Alexander Pruss stirred up quite a bit of discussion recently in a post in which he suggested the following:
Occasionally, I find myself party to conversations about analytic and continental philosophy. It seems to me that Socrates, Plato, Aristotle, Sextus, Augustine, Boethius, Anselm, ibn-Rushd, al-Ghazali, Maimonedes, Aquinas, Scotus, Ockham, Descartes, Spinoza, Leibniz, Locke, Hume, Kant and Frege all practiced analytic philosophy for a significant part of their philosophical lives—some of these, indeed, for just about all of their philosophical lives.
Here's the discussion; there are interesting things in some of the comments.
1. History of philosophy
at "Alexander Pruss's Blog" (the originating post)
2. We're All Analytic Philosophers Now
at "Dissoi Blogoi"
3. Aristotle and Spinoza Were Primarily Analytic Philosophers, Haven't You Heard
at "The Ends of Thought"
4. Continental Ignorance
at "The Chasm"
5. Philosophy Is Analytic
I think part of the problem is that the opposition between 'analytic philosophy' and 'continental philosophy' is an ill-formed one. It really should be split into two oppositions, the regional (Anglo-American vs. Continental) and the methodological (linguistic analysis vs. phenomenology, or linguistic analysis vs. deconstruction, or logical analysis vs. hermeneutics, or whatever is in view at the moment), without any pretence that they are the same opposition, or that the former is at all a clear one.

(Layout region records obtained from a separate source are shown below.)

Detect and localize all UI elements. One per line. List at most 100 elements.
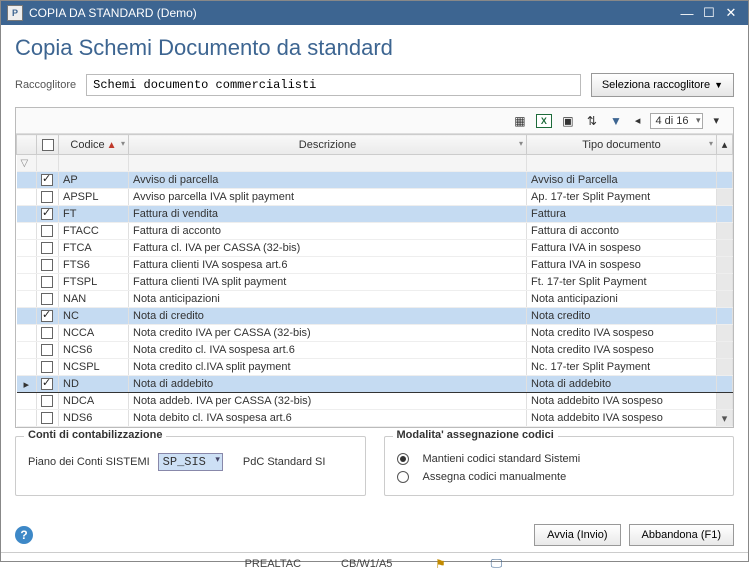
cell-codice: NCSPL [59, 359, 129, 376]
table-row[interactable]: FTACCFattura di accontoFattura di accont… [17, 223, 733, 240]
minimize-button[interactable]: — [676, 4, 698, 22]
row-checkbox[interactable] [41, 344, 53, 356]
row-checkbox[interactable] [41, 242, 53, 254]
pager-display[interactable]: 4 di 16 [650, 113, 703, 129]
row-checkbox-cell[interactable] [37, 325, 59, 342]
window-title: COPIA DA STANDARD (Demo) [29, 6, 676, 20]
select-raccoglitore-button[interactable]: Seleziona raccoglitore ▼ [591, 73, 734, 97]
conti-legend: Conti di contabilizzazione [24, 429, 166, 441]
row-checkbox[interactable] [41, 225, 53, 237]
table-row[interactable]: NCCANota credito IVA per CASSA (32-bis)N… [17, 325, 733, 342]
row-checkbox-cell[interactable] [37, 410, 59, 427]
row-checkbox-cell[interactable] [37, 257, 59, 274]
row-checkbox[interactable] [41, 327, 53, 339]
row-checkbox[interactable] [41, 378, 53, 390]
cell-descrizione: Fattura cl. IVA per CASSA (32-bis) [129, 240, 527, 257]
export-excel-icon[interactable]: X [535, 112, 553, 130]
status-flag-icon[interactable]: ⚑ [432, 556, 448, 572]
cell-descrizione: Fattura clienti IVA split payment [129, 274, 527, 291]
grid-sort-icon[interactable]: ⇅ [583, 112, 601, 130]
help-icon[interactable]: ? [15, 526, 33, 544]
close-button[interactable]: ✕ [720, 4, 742, 22]
radio-mantieni[interactable]: Mantieni codici standard Sistemi [397, 453, 722, 465]
row-checkbox-cell[interactable] [37, 291, 59, 308]
table-row[interactable]: FTS6Fattura clienti IVA sospesa art.6Fat… [17, 257, 733, 274]
row-checkbox[interactable] [41, 174, 53, 186]
cell-descrizione: Fattura di vendita [129, 206, 527, 223]
piano-conti-combo[interactable]: SP_SIS [158, 453, 223, 471]
header-selector[interactable] [17, 135, 37, 155]
table-row[interactable]: NDCANota addeb. IVA per CASSA (32-bis)No… [17, 393, 733, 410]
avvia-button[interactable]: Avvia (Invio) [534, 524, 620, 546]
table-row[interactable]: FTFattura di venditaFattura [17, 206, 733, 223]
row-checkbox-cell[interactable] [37, 240, 59, 257]
row-checkbox-cell[interactable] [37, 342, 59, 359]
cell-descrizione: Nota debito cl. IVA sospesa art.6 [129, 410, 527, 427]
header-descrizione[interactable]: Descrizione▾ [129, 135, 527, 155]
table-row[interactable]: NCNota di creditoNota credito [17, 308, 733, 325]
grid-columns-icon[interactable]: ▦ [511, 112, 529, 130]
table-row[interactable]: APSPLAvviso parcella IVA split paymentAp… [17, 189, 733, 206]
table-row[interactable]: NDS6Nota debito cl. IVA sospesa art.6Not… [17, 410, 733, 427]
grid-layout-icon[interactable]: ▣ [559, 112, 577, 130]
radio-assegna[interactable]: Assegna codici manualmente [397, 471, 722, 483]
pager-prev-icon[interactable]: ◂ [631, 114, 645, 127]
row-checkbox[interactable] [41, 310, 53, 322]
row-checkbox[interactable] [41, 361, 53, 373]
cell-tipo: Avviso di Parcella [527, 172, 717, 189]
row-checkbox[interactable] [41, 191, 53, 203]
select-all-checkbox[interactable] [42, 139, 54, 151]
table-row[interactable]: ▸NDNota di addebitoNota di addebito [17, 376, 733, 393]
scroll-down-icon[interactable]: ▾ [717, 410, 733, 427]
cell-tipo: Nota credito [527, 308, 717, 325]
pager-next-icon[interactable]: ▾ [709, 114, 723, 127]
grid-header-row: Codice▲▾ Descrizione▾ Tipo documento▾ ▴ [17, 135, 733, 155]
row-checkbox[interactable] [41, 276, 53, 288]
conti-panel: Conti di contabilizzazione Piano dei Con… [15, 436, 366, 496]
header-tipo[interactable]: Tipo documento▾ [527, 135, 717, 155]
table-row[interactable]: APAvviso di parcellaAvviso di Parcella [17, 172, 733, 189]
row-checkbox-cell[interactable] [37, 189, 59, 206]
row-checkbox[interactable] [41, 259, 53, 271]
row-checkbox-cell[interactable] [37, 206, 59, 223]
row-indicator [17, 189, 37, 206]
cell-descrizione: Nota anticipazioni [129, 291, 527, 308]
filter-funnel-icon[interactable]: ▽ [17, 155, 37, 172]
cell-codice: NCS6 [59, 342, 129, 359]
header-checkbox[interactable] [37, 135, 59, 155]
row-checkbox[interactable] [41, 412, 53, 424]
row-checkbox[interactable] [41, 395, 53, 407]
chevron-down-icon[interactable]: ▾ [709, 139, 713, 148]
row-checkbox-cell[interactable] [37, 393, 59, 410]
table-row[interactable]: FTSPLFattura clienti IVA split paymentFt… [17, 274, 733, 291]
raccoglitore-input[interactable] [86, 74, 581, 96]
cell-descrizione: Nota di addebito [129, 376, 527, 393]
table-row[interactable]: NCS6Nota credito cl. IVA sospesa art.6No… [17, 342, 733, 359]
row-checkbox-cell[interactable] [37, 274, 59, 291]
row-checkbox-cell[interactable] [37, 359, 59, 376]
chevron-down-icon[interactable]: ▾ [519, 139, 523, 148]
table-row[interactable]: NCSPLNota credito cl.IVA split paymentNc… [17, 359, 733, 376]
radio-icon [397, 453, 409, 465]
data-grid: Codice▲▾ Descrizione▾ Tipo documento▾ ▴ … [16, 134, 733, 427]
scroll-up-icon[interactable]: ▴ [717, 135, 733, 155]
row-checkbox-cell[interactable] [37, 172, 59, 189]
grid-filter-icon[interactable]: ▼ [607, 112, 625, 130]
table-row[interactable]: NANNota anticipazioniNota anticipazioni [17, 291, 733, 308]
header-codice[interactable]: Codice▲▾ [59, 135, 129, 155]
table-row[interactable]: FTCAFattura cl. IVA per CASSA (32-bis)Fa… [17, 240, 733, 257]
row-checkbox[interactable] [41, 208, 53, 220]
chevron-down-icon[interactable]: ▾ [121, 139, 125, 148]
maximize-button[interactable]: ☐ [698, 4, 720, 22]
row-checkbox-cell[interactable] [37, 223, 59, 240]
row-indicator [17, 308, 37, 325]
row-checkbox-cell[interactable] [37, 308, 59, 325]
status-code: CB/W1/A5 [341, 558, 392, 570]
abbandona-button[interactable]: Abbandona (F1) [629, 524, 735, 546]
row-checkbox[interactable] [41, 293, 53, 305]
row-checkbox-cell[interactable] [37, 376, 59, 393]
cell-tipo: Ap. 17-ter Split Payment [527, 189, 717, 206]
status-monitor-icon[interactable]: 🖵 [488, 556, 504, 572]
chevron-down-icon: ▼ [714, 80, 723, 90]
cell-codice: FTS6 [59, 257, 129, 274]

One of the reasons this sort of thing tends to touch a nerve, I would imagine, is that people who self-identify as analytic philosophers have a very bad habit of flattering themselves in the mirror: they are clear, they are rational, they are substantive, etc., etc. It is not exclusive to them, of course; but it does tend to increase the exasperation of others. I am sympathetic to this; I get exasperated by it myself. I also am inclined to think that it is all a sign, one of many, that "analytic philosophy" as a philosophical tradition is in the process of dissolving. None of the former views of analysis that allowed some sort of agreement in philosophical approach have panned out; none of the compromises for weak alliances between such views that have been attempted have particularly satisfied anybody; nothing now unites 'analytic philosophers' in a philosophical 'project' except some commonalities in how they were educated and a slowly shifting collection of texts that act more-or-less as common sources of vocabulary and rhetorical formats.
It has always been an analytic conceit that good philosophy has always been analytic; but when, for instance, A. J. Ayer said it, he meant something that could be pinned down precisely, subjected to rigorous examination, and seriously evaluated. Now you find defenses of the idea becoming more and more amorphous and subjective in nature. Such syncretistic moves usually are suggestive either of pressures to form alliances and increase general appeal (a sign of increasing weakness and incohesion), or an increasing disinterest in the original core projects that ground the family resemblances of participants (people try to get more and more of their pet interests characterized as legitimate or 'philosophically interesting' or 'substantive' by loosening the requirements and extending terms until there ceases to be a real unity under the verbal one), or both. My own guess is the second of these. We have, in the past forty years, seen an immense expansion in the topics considered by people considering themselves analytic philosophers; throughout a great deal of this time there has been a great pressure on people trying to publish on more marginal topics or figures to argue that their subject of discussion is 'philosophically relevant' or has some special link to some hot topic of the day. When a fad becomes hot, everyone tries to cash in on the craze, whatever their favored topic or approach; it's a matter of academic survival. And thus we have concept inflation: the unifying key words (analysis, simplicity, clarity, etc.) have to expand to cover so many different things that they no longer have clear meaning. From here there are really only two likely paths: either the whole thing will simply collapse, everyone leaping from the sinking ship in disgust, or there will be a reformation, a new rallying, or a series of rallyings, under a banner or two or three. It's possible that some thriving segment of the 'analytic' world today is already the beginnings of the formation of such a rallying point. There are other possibilities, of course.
I think, incidentally, that much the same thing is happening to 'continental philosophy'; but I lack sufficient acquaintance to determine whether it is more or less advanced in its decay than 'analytic philosophy'. And, of course, it's possible that my acquaintance is misleading in either case. But I don't think so.